While working on my latest novel, THE LINK, I realized I had to go back and study scenes. Which at first, I thought, blah. But I found a few sites that were helpful, and used my notes from great writing teachers to fill in the rest.
Below is what I discovered. Spice up your chapters by adding more interesting and complex scenes.
Setting: Where are we? Well, where are your characters? Use your senses: Sights? Sounds? Colors? Textures?
Atmosphere/Mood/Tone: The Atmosphere is usually created by the characters emotions and feelings. The Mood is how the reader feels when he/she is reading the words. And the Tone is the writer's attitude that comes through her/his writing.
Voice: This is what makes the author's writing unique. It's the style, attitude, personality of the ms.
Introduction: Who are all the players? What's the big issue?
Transition: How do you move the reader and your characters from one place to another? Do it swiftly.
Preparation: What will it take to prepare for the task at hand?
Investigation: The reader needs information and so does your character. How do they gather it? What is it? Is it revealed slowly, or dumped in someones lap?
The Prize: Something is given to, or found by the main character that can help she or he. It can be used as a weapon, or to uncover the key to what they need.
Escape: Your character must try to escape something. This could be escaping from his or herself. Or this could mean running from bulls. Whatever it is, they must try to get away.

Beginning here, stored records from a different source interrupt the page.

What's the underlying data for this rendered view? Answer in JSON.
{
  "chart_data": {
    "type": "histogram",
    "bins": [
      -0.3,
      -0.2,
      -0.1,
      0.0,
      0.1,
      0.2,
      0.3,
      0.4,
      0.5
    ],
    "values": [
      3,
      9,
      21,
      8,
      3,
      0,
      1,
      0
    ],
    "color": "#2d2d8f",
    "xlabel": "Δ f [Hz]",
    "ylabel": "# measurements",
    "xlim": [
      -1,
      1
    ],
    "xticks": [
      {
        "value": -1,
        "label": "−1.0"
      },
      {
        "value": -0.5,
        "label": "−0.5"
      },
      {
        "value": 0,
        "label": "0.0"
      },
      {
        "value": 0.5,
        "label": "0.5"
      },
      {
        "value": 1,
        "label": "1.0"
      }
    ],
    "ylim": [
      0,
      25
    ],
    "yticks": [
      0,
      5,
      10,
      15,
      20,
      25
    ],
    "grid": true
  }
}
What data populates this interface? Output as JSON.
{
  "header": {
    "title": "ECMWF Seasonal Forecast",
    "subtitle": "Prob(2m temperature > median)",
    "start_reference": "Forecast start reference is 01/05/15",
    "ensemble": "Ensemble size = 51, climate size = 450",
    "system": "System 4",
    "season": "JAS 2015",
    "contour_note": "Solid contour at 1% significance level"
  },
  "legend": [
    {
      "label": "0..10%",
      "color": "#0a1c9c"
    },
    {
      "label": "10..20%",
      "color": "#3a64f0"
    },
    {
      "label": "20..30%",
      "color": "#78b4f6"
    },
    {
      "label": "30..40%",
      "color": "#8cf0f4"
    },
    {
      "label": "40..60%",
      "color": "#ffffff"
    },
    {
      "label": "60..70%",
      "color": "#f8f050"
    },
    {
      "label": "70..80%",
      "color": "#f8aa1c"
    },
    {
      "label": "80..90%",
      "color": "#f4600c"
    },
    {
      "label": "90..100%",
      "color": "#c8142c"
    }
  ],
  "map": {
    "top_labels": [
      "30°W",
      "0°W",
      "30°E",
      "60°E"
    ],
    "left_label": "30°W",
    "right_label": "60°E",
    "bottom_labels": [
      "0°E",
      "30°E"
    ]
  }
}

Pursuit: The tables are turned and the character is now going after something. Think Finding Nemo when Marlin, severely afraid of the sea, loses his son and goes out on his own to find him.
Seduction: The convincing moment. Someone is trying to get someone else to believe in something - could be true, could be false.
Love: Does it need an explanation? When two characters come together, and um...kiss, make out, flirt, fall in love. The main character must learn something from this interaction.
Reversal of Expectations: In the beginning the character expects something or wants something and then something happens to reverse this thought or expectation entirely.
Unexpected Visitor: Oh no, not Aunt Mae. Someone unexpected or unwanted shows up and does something to send the character into action.
So, make sure your settings are believable. Know the surroundings that you place your characters in. Know how they will react to an unexpected visitor, or how they would prepare for a big day, and how they move from one scene to another. Make these choices when you write, and your writing will be stronger.